"I Deserve Punishment"

  • Pleasantly handsome, piercingly intelligent, he was a master manipulator, a silver-tongued charmer who lured women to their deaths, confounded police pursuers and clogged the court system for nearly a decade. Last week, when Ted Bundy was finally strapped into Florida's electric chair and jolted with 2,000 volts of electricity, he paid with his life for the 1978 kidnaping and murder of Kimberly Leach, a twelve-year-old Lake City girl. But if his last-minute confessions prove to be true, the former law student may have killed as many as 50 young women in Utah, Washington, Idaho, Colorado and Florida from 1973 to 1978, making Bundy one of the nation's most grotesquely prolific serial killers.

    Through legal maneuvers, Bundy, 42, had won three earlier stays of execution.

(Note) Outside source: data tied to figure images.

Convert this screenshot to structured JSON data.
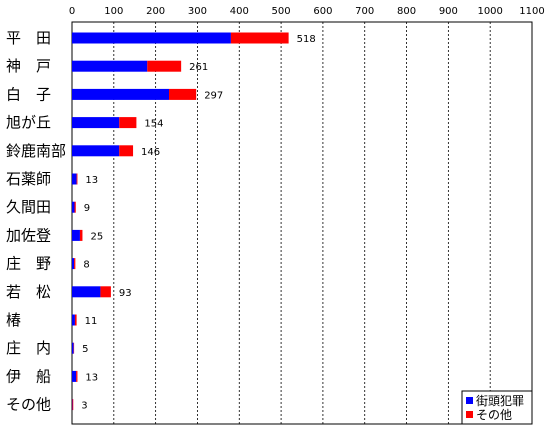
{
  "chart_data": {
    "type": "bar",
    "orientation": "horizontal",
    "stacked": true,
    "grid": true,
    "legend_position": "bottom-right",
    "xlim": [
      0,
      1100
    ],
    "x_ticks": [
      "0",
      "100",
      "200",
      "300",
      "400",
      "500",
      "600",
      "700",
      "800",
      "900",
      "1000",
      "1100"
    ],
    "categories": [
      "平　田",
      "神　戸",
      "白　子",
      "旭が丘",
      "鈴鹿南部",
      "石薬師",
      "久間田",
      "加佐登",
      "庄　野",
      "若　松",
      "椿",
      "庄　内",
      "伊　船",
      "その他"
    ],
    "totals": [
      "518",
      "261",
      "297",
      "154",
      "146",
      "13",
      "9",
      "25",
      "8",
      "93",
      "11",
      "5",
      "13",
      "3"
    ],
    "series": [
      {
        "name": "街頭犯罪",
        "color": "#0000ff",
        "values": [
          380,
          180,
          232,
          113,
          113,
          11,
          6,
          19,
          5,
          68,
          7,
          4,
          10,
          1
        ]
      },
      {
        "name": "その他",
        "color": "#ff0000",
        "values": [
          138,
          81,
          65,
          41,
          33,
          2,
          3,
          6,
          3,
          25,
          4,
          1,
          3,
          2
        ]
      }
    ]
  }
}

But his luck ran out on Jan. 23, when the Supreme Court refused another delay. Cocky and contemptuous at his 1980 trial, Bundy turned remorseful in his final days, offering to confess to an array of unsolved murders. "Ted Bundy feels morally compelled as he faces death to do the right thing," said Diana Weiner, one of his attorneys.

    Although his disclosures may eventually help close up to 23 outstanding cases, few authorities credited Bundy with more than a last-ditch effort to delay his execution. Said Florida Governor Bob Martinez: "For him to be negotiating for his life over the bodies of victims is despicable."

    A onetime Boy Scout and A student, Bundy seemed headed for a sterling career in Republican politics in Washington State and even served as assistant director of the Seattle Crime Prevention Advisory Committee. Perversely, he was the author of a pamphlet instructing women on rape prevention.

    That such an ostensibly upstanding citizen would rape and mutilate scores of women, then dump their bodies in remote places, was almost beyond comprehension. The morning of the execution, some 200 bloodthirsty revelers gathered outside the penitentiary in Starke, Fla., for a ghoulish celebration. They lit sparklers, cheered and waved signs reading BURN, BUNDY, BURN and ROAST IN PEACE. One of the few dissenters was college student Nanda Rogers, 22, of Orlando, who stood by herself a few yards away. "I believe in the sanctity of human life -- even Ted Bundy's life," she said somberly.

    The day before his execution, Bundy, choking back sobs, said, "I don't want to die, I kid you not, ((but)) I deserve, certainly, the most extreme punishment society has." He had seemed to deliberately seek that punishment. In December 1977, while jailed in Colorado awaiting trial for the murder of a nurse, Bundy asked policemen which state would be most likely to execute a killer. Florida, he was told. He soon escaped from jail and headed for the Sunshine State. There he crushed the skulls of two sorority sisters in their rooms at Florida State University. Three weeks later, he killed young Kimberly Leach.

    In a final interview, conducted by California psychologist and radio evangelist James Dobson, Bundy tearfully cited the media as a source of his dementia. Perhaps playing to his inquisitor, a member of the 1986 federal pornography commission, Bundy said, "Those of us who are . . . so much influenced by violence in the media, in particular pornographic violence, are not some kind of inherent monsters. We are your sons, and we are your husbands, and we grew up in regular families."

    Some of Bundy's relatives might not have been so "regular." The illegitimate son of a Philadelphia department-store clerk, Bundy claimed he spent his early years with a deranged grandfather who assaulted people, tormented animals and had an insatiable appetite for pornography. Bundy talked of being appalled after his first murder. "It was like being possessed by something so awful, so alien," he said. "But then the impulse to do it again would come back even stronger."

    Yet a succession of appellate courts ruled that Bundy was not mentally incompetent to stand trial, as he repeatedly claimed. In 1987 a federal judge called Bundy "the most competent serial killer in the country . . . a diabolical genius." His decade of imprisonment and endless appeals eventually cost Florida taxpayers more than $6 million.

    In a society increasingly fascinated with violent crime, the Ted Bundy story captured the public imagination. Five books and a television mini-series were produced about the boy-next-door killer. With network-TV broadcasts of the murderer's last interview and scenes of crowds gathered outside the penitentiary, even his execution became a media circus. Whether Bundy intended it or not, his final encounter with death renewed his nightmarish grip on the nation's attention.